1. ## I think I am making this harder

the definition of continutiy is stated in garbled forms. Identify the one that is equivalent for the definition of continuity and draw a sketch of what each of the others represents.

a. for every epsilon > 0 and every delta > 0, |x - c| < delta implies |f(x) - f(c)| < epsilon.

b. There is an epsilon >0 such that for every delta>0, |x - c| <delta implies
|f(x) - f(c)| < epsilon.

c. for some epsilon > 0, there is a delta > 0 such that |x - c| < delta implies |f(x) - f(c)| < epsilon.

d. There is a delta >0 such that for every epsilon >0, |x - c| <delta implies
|f(x) - f(c)| < epsilon.

I chose d. I don't know for sure.

2. Originally Posted by Susie38
the definition of continutiy is stated in garbled forms. Identify the one that is equivalent for the definition of continuity and draw a sketch of what each of the others represents.

a. for every epsilon > 0 and every delta > 0, |x - c| < delta implies |f(x) - f(c)| < epsilon.

b. There is an epsilon >0 such that for every delta>0, |x - c| <delta implies
|f(x) - f(c)| < epsilon.

c. for some epsilon > 0, there is a delta > 0 such that |x - c| < delta implies |f(x) - f(c)| < epsilon.

d. There is a delta >0 such that for every epsilon >0, |x - c| <delta implies
|f(x) - f(c)| < epsilon.

I chose d.

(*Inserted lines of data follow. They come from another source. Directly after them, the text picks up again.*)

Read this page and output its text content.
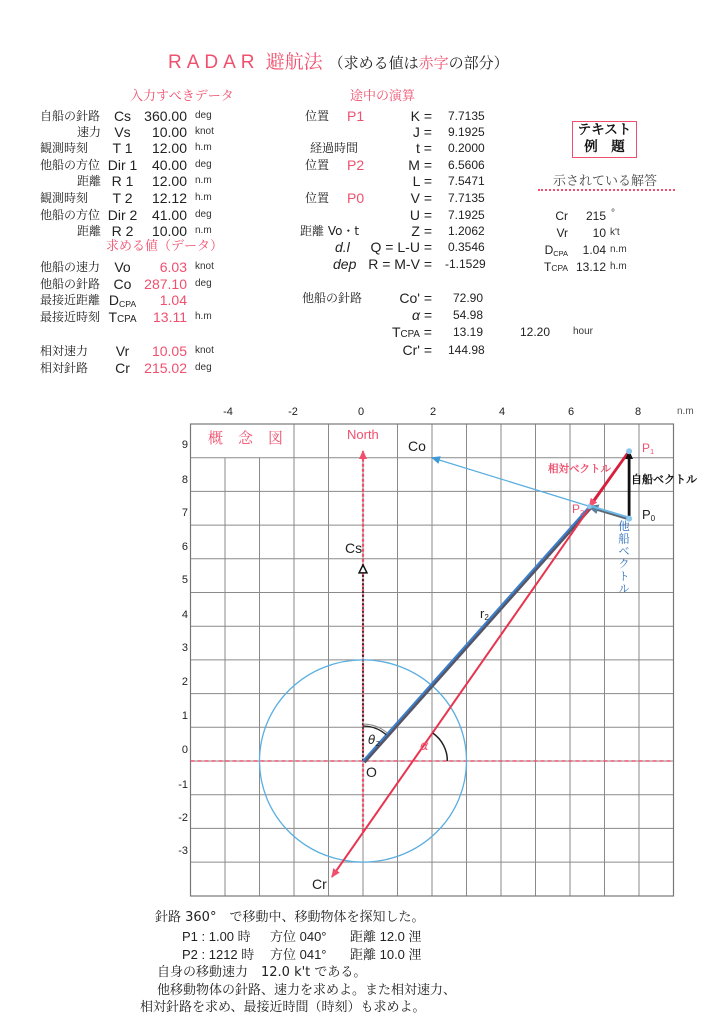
RADAR 避航法 （求める値は赤字の部分）
入力すべきデータ
自船の針路 Cs 360.00 deg
速力 Vs	10.00 knot
観測時刻	T 1	12.00 h.m
他船の方位 Dir 1	40.00 deg
距離 R 1	12.00 n.m
観測時刻	T 2	12.12 h.m
他船の方位 Dir 2	41.00 deg
距離 R 2	10.00 n.m
求める値（データ）
他船の速力	Vo	6.03 knot
他船の針路 Co 287.10 deg
最接近距離 $D_{CPA}$	1.04
最接近時刻 TCPA	13.11 h.m
相対速力	Vr	10.05 knot
相対針路	Cr	215.02 deg
途中の演算
位置 P1	K = 7.7135
J = 9.1925
経過時間	t = 0.2000
位置 P2	M = 6.5606
L = 7.5471
位置 P0	V = 7.7135
U = 7.1925
距離 Vo・t	Z = 1.2062
d.l	Q = L-U = 0.3546
dep R = M-V = -1.1529
他船の針路	Co' = 72.90
α = 54.98
TCPA = 13.19	12.20 hour
Cr' = 144.98
テキスト
例　題
示されている解答
Cr	215 °
Vr	10 k't
$D_{CPA}$	1.04 n.m
TCPA 13.12 h.m
-4	-2	0	2	4	6	8	n.m
9
8
7
6
5
4
3
2
1
0
-1
-2
-3
概　念　図	North
Co	$P_1$
相対ベクトル
自船ベクトル
$P_2$	$P_0$
他船ベクトル
Cs
$r_2$
$\theta_2$	α
O
Cr
針路 360°　で移動中、移動物体を探知した。
P1 : 1.00 時 方位 040° 距離 12.0 浬
P2 : 1212 時 方位 041° 距離 10.0 浬
自身の移動速力　12.0 k't である。
他移動物体の針路、速力を求めよ。また相対速力、
相対針路を求め、最接近時間（時刻）も求めよ。
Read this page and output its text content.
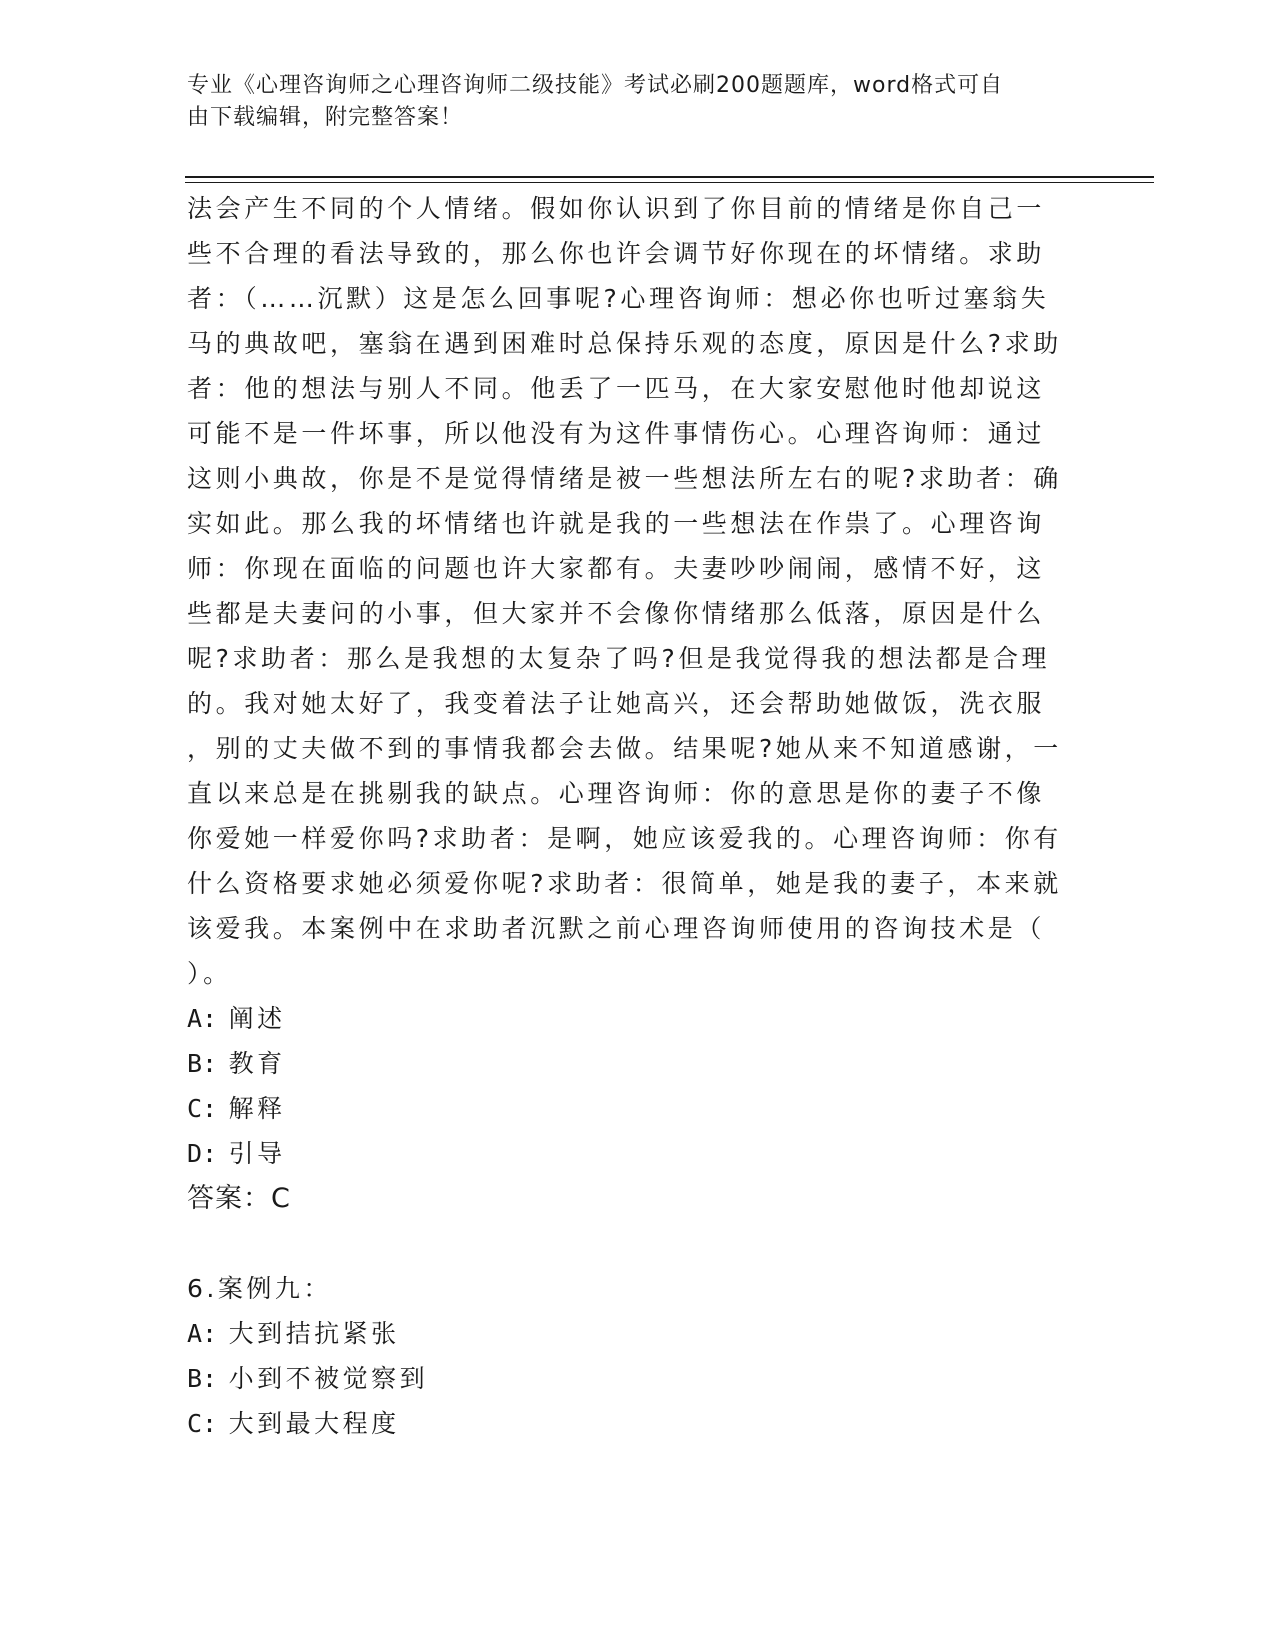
专业《心理咨询师之心理咨询师二级技能》考试必刷200题题库，word格式可自
由下载编辑，附完整答案！
法会产生不同的个人情绪。假如你认识到了你目前的情绪是你自己一
些不合理的看法导致的，那么你也许会调节好你现在的坏情绪。求助
者：（……沉默）这是怎么回事呢?心理咨询师：想必你也听过塞翁失
马的典故吧，塞翁在遇到困难时总保持乐观的态度，原因是什么?求助
者：他的想法与别人不同。他丢了一匹马，在大家安慰他时他却说这
可能不是一件坏事，所以他没有为这件事情伤心。心理咨询师：通过
这则小典故，你是不是觉得情绪是被一些想法所左右的呢?求助者：确
实如此。那么我的坏情绪也许就是我的一些想法在作祟了。心理咨询
师：你现在面临的问题也许大家都有。夫妻吵吵闹闹，感情不好，这
些都是夫妻问的小事，但大家并不会像你情绪那么低落，原因是什么
呢?求助者：那么是我想的太复杂了吗?但是我觉得我的想法都是合理
的。我对她太好了，我变着法子让她高兴，还会帮助她做饭，洗衣服
，别的丈夫做不到的事情我都会去做。结果呢?她从来不知道感谢，一
直以来总是在挑剔我的缺点。心理咨询师：你的意思是你的妻子不像
你爱她一样爱你吗?求助者：是啊，她应该爱我的。心理咨询师：你有
什么资格要求她必须爱你呢?求助者：很简单，她是我的妻子，本来就
该爱我。本案例中在求助者沉默之前心理咨询师使用的咨询技术是（
）。
A: 阐述
B: 教育
C: 解释
D: 引导
答案：C
6.案例九：
A: 大到拮抗紧张
B: 小到不被觉察到
C: 大到最大程度
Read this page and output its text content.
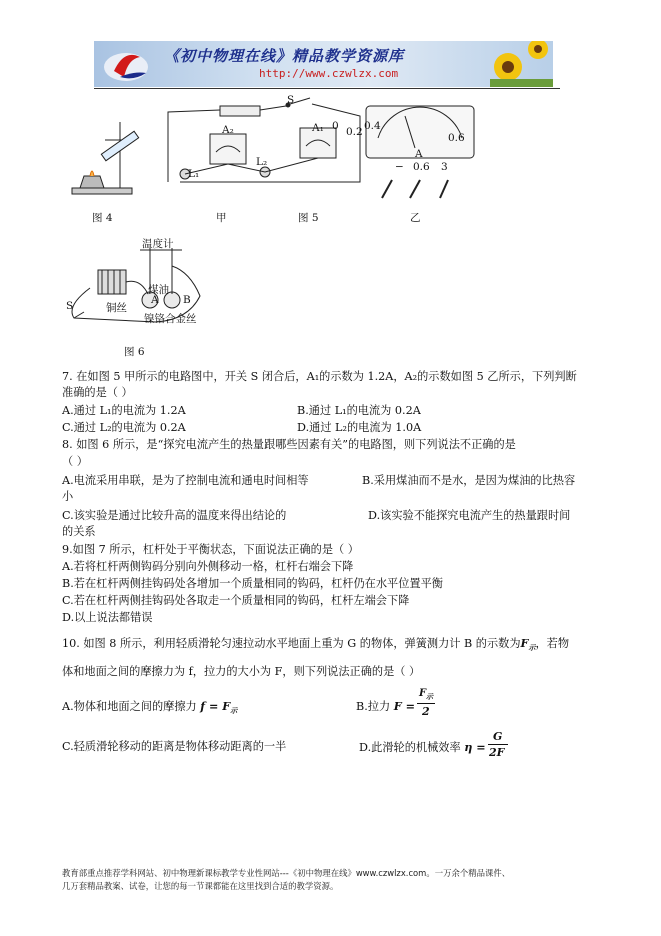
《初中物理在线》精品教学资源库
http://www.czwlzx.com
0 0.2 0.4
0.6
A
− 0.6 3
A₂	A₁
S
L₁
L₂
图 4	甲	图 5	乙
温度计
煤油
铜丝
A B
镍铬合金丝
S
图 6
7. 在如图 5 甲所示的电路图中，开关 S 闭合后，A₁的示数为 1.2A，A₂的示数如图 5 乙所示，下列判断
准确的是（ ）
A.通过 L₁的电流为 1.2A	B.通过 L₁的电流为 0.2A
C.通过 L₂的电流为 0.2A	D.通过 L₂的电流为 1.0A
8. 如图 6 所示，是“探究电流产生的热量跟哪些因素有关”的电路图，则下列说法不正确的是
（ ）
A.电流采用串联，是为了控制电流和通电时间相等	B.采用煤油而不是水，是因为煤油的比热容
小
C.该实验是通过比较升高的温度来得出结论的	D.该实验不能探究电流产生的热量跟时间
的关系
9.如图 7 所示，杠杆处于平衡状态，下面说法正确的是（ ）
A.若将杠杆两侧钩码分别向外侧移动一格，杠杆右端会下降
B.若在杠杆两侧挂钩码处各增加一个质量相同的钩码，杠杆仍在水平位置平衡
C.若在杠杆两侧挂钩码处各取走一个质量相同的钩码，杠杆左端会下降
D.以上说法都错误
10. 如图 8 所示，利用轻质滑轮匀速拉动水平地面上重为 G 的物体，弹簧测力计 B 的示数为$F_示$，若物
体和地面之间的摩擦力为 f，拉力的大小为 F，则下列说法正确的是（ ）
A.物体和地面之间的摩擦力 $f = F_示$	B.拉力 F =
$F_示$
2
C.轻质滑轮移动的距离是物体移动距离的一半	D.此滑轮的机械效率 η =
G
2F
教育部重点推荐学科网站、初中物理新课标教学专业性网站---《初中物理在线》www.czwlzx.com。一万余个精品课件、
几万套精品教案、试卷，让您的每一节课都能在这里找到合适的教学资源。
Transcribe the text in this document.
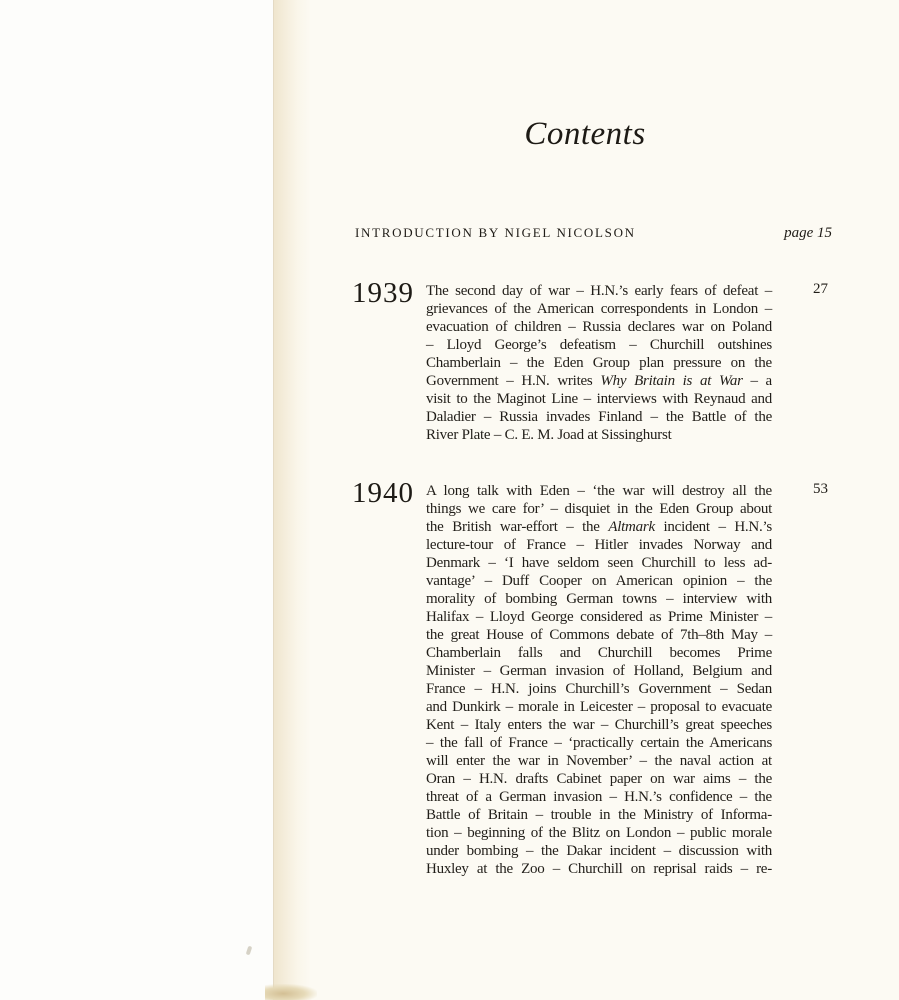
Contents
INTRODUCTION BY NIGEL NICOLSON	page 15
1939 The second day of war – H.N.’s early fears of defeat –
grievances of the American correspondents in London –
evacuation of children – Russia declares war on Poland
– Lloyd George’s defeatism – Churchill outshines
Chamberlain – the Eden Group plan pressure on the
Government – H.N. writes Why Britain is at War – a
visit to the Maginot Line – interviews with Reynaud and
Daladier – Russia invades Finland – the Battle of the
River Plate – C. E. M. Joad at Sissinghurst
27
1940 A long talk with Eden – ‘the war will destroy all the
things we care for’ – disquiet in the Eden Group about
the British war-effort – the Altmark incident – H.N.’s
lecture-tour of France – Hitler invades Norway and
Denmark – ‘I have seldom seen Churchill to less ad-
vantage’ – Duff Cooper on American opinion – the
morality of bombing German towns – interview with
Halifax – Lloyd George considered as Prime Minister –
the great House of Commons debate of 7th–8th May –
Chamberlain falls and Churchill becomes Prime
Minister – German invasion of Holland, Belgium and
France – H.N. joins Churchill’s Government – Sedan
and Dunkirk – morale in Leicester – proposal to evacuate
Kent – Italy enters the war – Churchill’s great speeches
– the fall of France – ‘practically certain the Americans
will enter the war in November’ – the naval action at
Oran – H.N. drafts Cabinet paper on war aims – the
threat of a German invasion – H.N.’s confidence – the
Battle of Britain – trouble in the Ministry of Informa-
tion – beginning of the Blitz on London – public morale
under bombing – the Dakar incident – discussion with
Huxley at the Zoo – Churchill on reprisal raids – re-
53
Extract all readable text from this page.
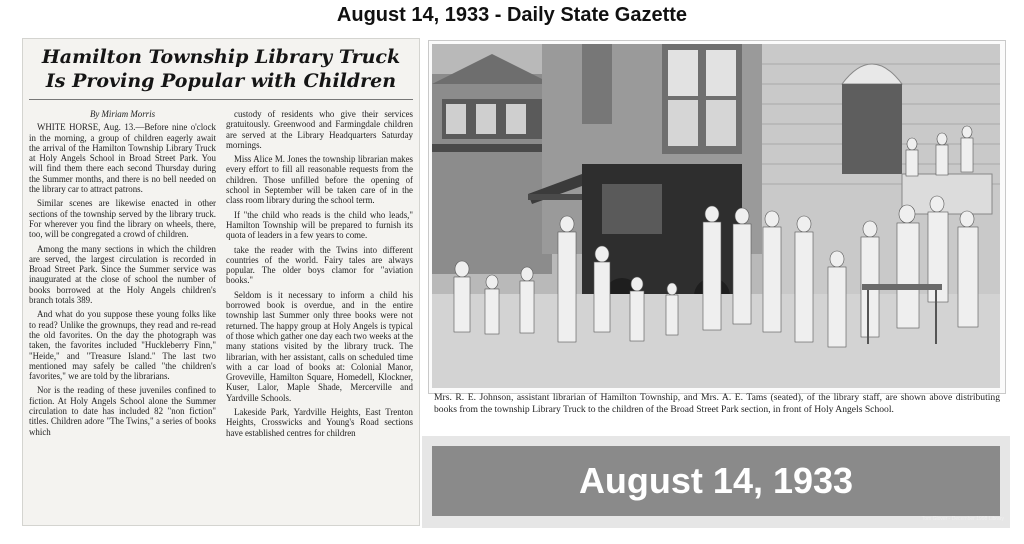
August 14, 1933 - Daily State Gazette
Hamilton Township Library Truck
Is Proving Popular with Children

By Miriam Morris

WHITE HORSE, Aug. 13.—Before nine o'clock in the morning, a group of children eagerly await the arrival of the Hamilton Township Library Truck at Holy Angels School in Broad Street Park. You will find them there each second Thursday during the Summer months, and there is no bell needed on the library car to attract patrons.

Similar scenes are likewise enacted in other sections of the township served by the library truck. For wherever you find the library on wheels, there, too, will be congregated a crowd of children.

Among the many sections in which the children are served, the largest circulation is recorded in Broad Street Park. Since the Summer service was inaugurated at the close of school the number of books borrowed at the Holy Angels children's branch totals 389.

And what do you suppose these young folks like to read? Unlike the grownups, they read and re-read the old favorites. On the day the photograph was taken, the favorites included "Huckleberry Finn," "Heide," and "Treasure Island." The last two mentioned may safely be called "the children's favorites," we are told by the librarians.

Nor is the reading of these juveniles confined to fiction. At Holy Angels School alone the Summer circulation to date has included 82 "non fiction" titles. Children adore "The Twins," a series of books which

custody of residents who give their services gratuitously. Greenwood and Farmingdale children are served at the Library Headquarters Saturday mornings.

Miss Alice M. Jones the township librarian makes every effort to fill all reasonable requests from the children. Those unfilled before the opening of school in September will be taken care of in the class room library during the school term.

If "the child who reads is the child who leads," Hamilton Township will be prepared to furnish its quota of leaders in a few years to come.

take the reader with the Twins into different countries of the world. Fairy tales are always popular. The older boys clamor for "aviation books."

Seldom is it necessary to inform a child his borrowed book is overdue, and in the entire township last Summer only three books were not returned. The happy group at Holy Angels is typical of those which gather one day each two weeks at the many stations visited by the library truck. The librarian, with her assistant, calls on scheduled time with a car load of books at: Colonial Manor, Groveville, Hamilton Square, Homedell, Klockner, Kuser, Lalor, Maple Shade, Mercerville and Yardville Schools.

Lakeside Park, Yardville Heights, East Trenton Heights, Crosswicks and Young's Road sections have established centres for children

Mrs. R. E. Johnson, assistant librarian of Hamilton Township, and Mrs. A. E. Tams (seated), of the library staff, are shown above distributing books from the township Library Truck to the children of the Broad Street Park section, in front of Holy Angels School.
August 14, 1933
Tom Glover - December 1998 Library
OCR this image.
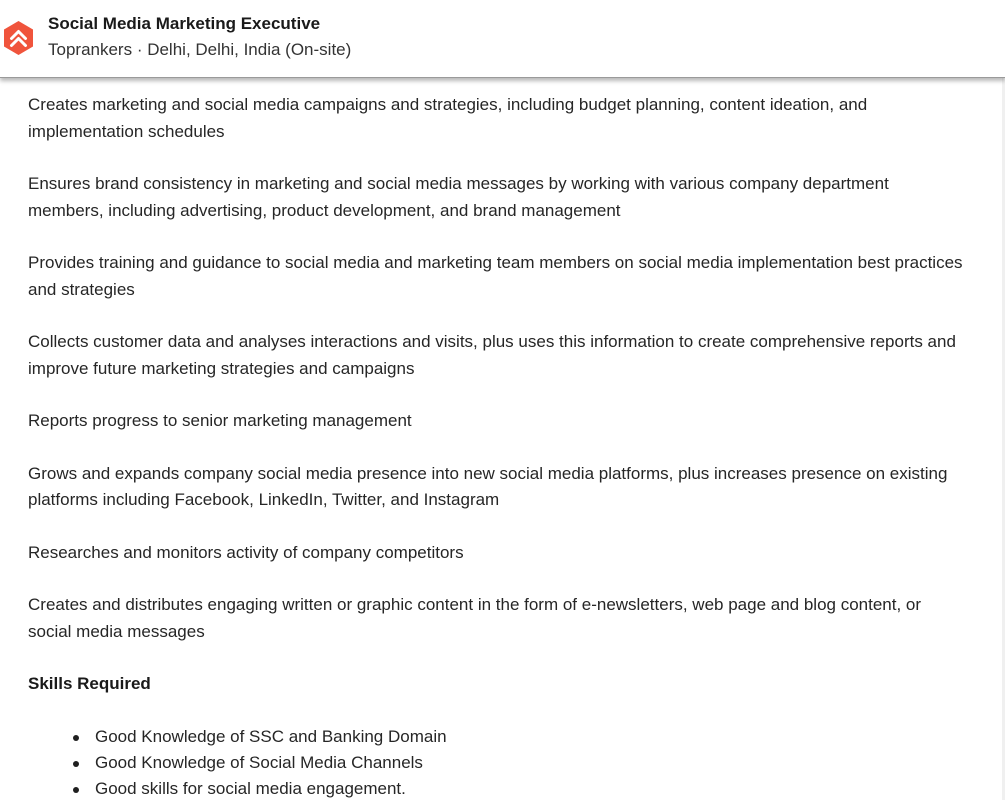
Social Media Marketing Executive
Toprankers · Delhi, Delhi, India (On-site)

Creates marketing and social media campaigns and strategies, including budget planning, content ideation, and implementation schedules

Ensures brand consistency in marketing and social media messages by working with various company department members, including advertising, product development, and brand management

Provides training and guidance to social media and marketing team members on social media implementation best practices and strategies

Collects customer data and analyses interactions and visits, plus uses this information to create comprehensive reports and improve future marketing strategies and campaigns

Reports progress to senior marketing management

Grows and expands company social media presence into new social media platforms, plus increases presence on existing platforms including Facebook, LinkedIn, Twitter, and Instagram

Researches and monitors activity of company competitors

Creates and distributes engaging written or graphic content in the form of e-newsletters, web page and blog content, or social media messages

Skills Required
Good Knowledge of SSC and Banking Domain
Good Knowledge of Social Media Channels
Good skills for social media engagement.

I don't know for sure.
THe definition for coutinouity of real function is that,
$\displaystyle \lim_{x\to c}f(x)=f(c)$
By definition we have,
$\displaystyle \forall \epsilon>0$ there is a $\displaystyle \delta>0$ such as, $\displaystyle |f(x)-f(c)|<\epsilon$ whenever $\displaystyle |x-c|<\delta$.

The meaning of "whenever" is the same as this implies something else. Thus it is a saying,
.... $\displaystyle |x-c|<\delta$ implies $\displaystyle |f(x)-f(c)|<\epsilon$ thus (d) is the correct choice.

3. How do I use a graph to represent the other 3 choices that were not the right answer?